Pushing those thoughts aside, I’d count out the Noritake china plates. I’d remove the sterling silverware from its cloth-lined, wooden chest, check it for any signs of tarnish, and polish each piece until it gleamed.

My mother would surely laugh if she could see me wrestling a Thanksgiving turkey, as I was in this photo a few years ago.
A Rockwellian Setting
As the noon hour approached, without being told, I’d don my church-going clothes. My father and grandfather would put aside their usual work attire for a tie, well-starched shirt and cardigan. They looked like Mr. Rogers long before he ever had a television show. Ours was a holiday table as Rockwellian as it gets.

Here I am with my grandparents (Howison and Lucy Armstrong Sullivan), gathered around the Thanksgiving table in our small row house in Washington DC during the 1950s. I can still locate the turkey, dressing, potatoes and spoon bread on the table.
The Spoon Bread
The last dish from the oven was always spoon bread, a puffy, eggy, cornmeal and flour mixture that melted in your mouth. The delicate dish was served only at Thanksgiving and Christmas.

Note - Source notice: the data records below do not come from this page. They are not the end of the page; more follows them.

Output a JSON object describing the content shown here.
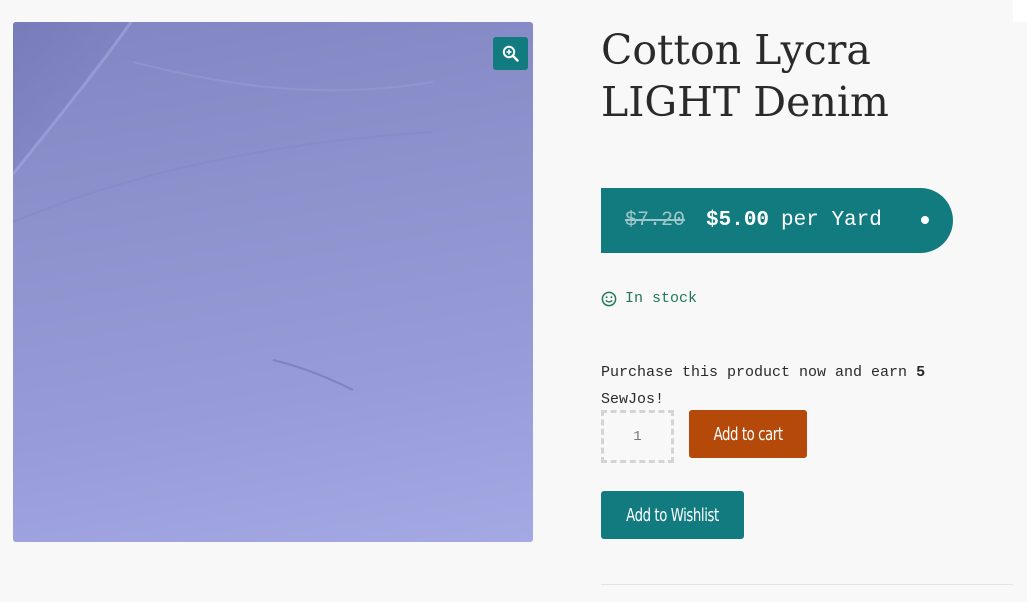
{
  "product": {
    "title": "Cotton Lycra LIGHT Denim",
    "image_alt": "Light denim blue cotton lycra fabric",
    "image_color": "#8d92cd",
    "zoom_icon": "zoom-in-icon"
  },
  "price": {
    "old": "$7.20",
    "new": "$5.00",
    "unit": "per Yard",
    "color": "#127b7f"
  },
  "stock": {
    "icon": "smile-icon",
    "label": "In stock",
    "color": "#22775f"
  },
  "points": {
    "prefix": "Purchase this product now and earn",
    "amount": "5",
    "suffix": "SewJos!"
  },
  "cart": {
    "quantity": "1",
    "add_to_cart_label": "Add to cart",
    "add_to_cart_color": "#b5490a",
    "wishlist_label": "Add to Wishlist",
    "wishlist_color": "#127b7f"
  }
}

After Mama’s death, I found the recipe among her many cookbooks and kitchen notes. The handwritten card was yellowed with age and stains of batter dropped during those meals of yesteryear. I have tried to replicate the dish, but no matter how hard I try my spoon bread never matches my memories.
A Gathering of Thankful Hearts
This year my Thanksgiving has been scaled back to three. Quite a reduction from our usual 30-40 gathering of family and friends.
It will be like no other Thanksgiving in my lifetime—with the exception of that time when I had the flu and could only keep down chicken soup and crackers.
Sadly, our holiday gathering will not be around a table with as many loved one this year. But wherever we are, the important thing is that we celebrate safely and with grateful and hopeful hearts.